Dr. Cowie’s reseach has focused on sensorimotor integration during orientation behaviors in mammals including primates and humans. Using classical and modern anatomical tracing and neurophysiological recording and stimulation techniques, he has studied the peripheral and brainstem systems that control movement of the eyes, head, neck, ears, jaw, and body during reflexive responses to novel stimuli. Some neural mechanisms underlying the cardiovascular and other visceral components essential in support of these responses were also characterized. More recently, his students have investigated the maintenance of postural stability using computerized dynamic posturography. This involves the assessment of the roles of the visual, proprioceptive, and vestibular sensory systems in control of the musculoskeletal system under a variety of environmental and cognitive conditions, and at various times during the life-span.
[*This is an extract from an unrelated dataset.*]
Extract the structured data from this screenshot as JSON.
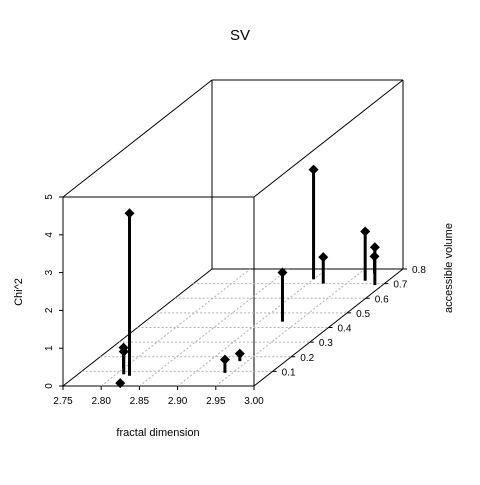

Doris Molina-Henry – Assistant Professor of Physical Therapy, School of Health Sciences, Winston-Salem State University (WSSU). Dr. Molina-Henry earned her Ph.D. from the Department of Neurobiology and Anatomy at Wake Forest University, School of Medicine in 2010. She was an RJR Leon-Golberg Fellow from 2012-2013 focusing on acid-base regulation in the kidney under physiological and pathological conditions with the Physiology and Pharmacology Department at Wake Forest University, School of Medicine. Dr. Molina-Henry also conducted studies on the physiological mechanisms underlying seizure activity in an alcohol withdrawal mouse model as a PRIME-IRACDA (Postdoctoral Research, Instruction and Mentoring Experience –Institutional Research and Academic Career Development Fellowship) Scholar from 2013-2015 with the Physiology and Pharmacology Department.
Tadhg O’Gara – Orthopaedic Surgery and Neurosurgery, Wake Forest Baptist Health. Dr. O’Gara completed his medical degree and residency at the State University of New York, and his fellowship with New England Baptist Hospital. Dr. O’Gara’s subspecialty is in spine care, particularly the degeneration of the elderly spine and the importance of preventing back pain. Currently, Dr. O’Gara is assistant professor in Orthopaedic Surgery and Neurosurery and the principal investigator for the Translational Sciences Institute research developing postural monitoring of low back pain.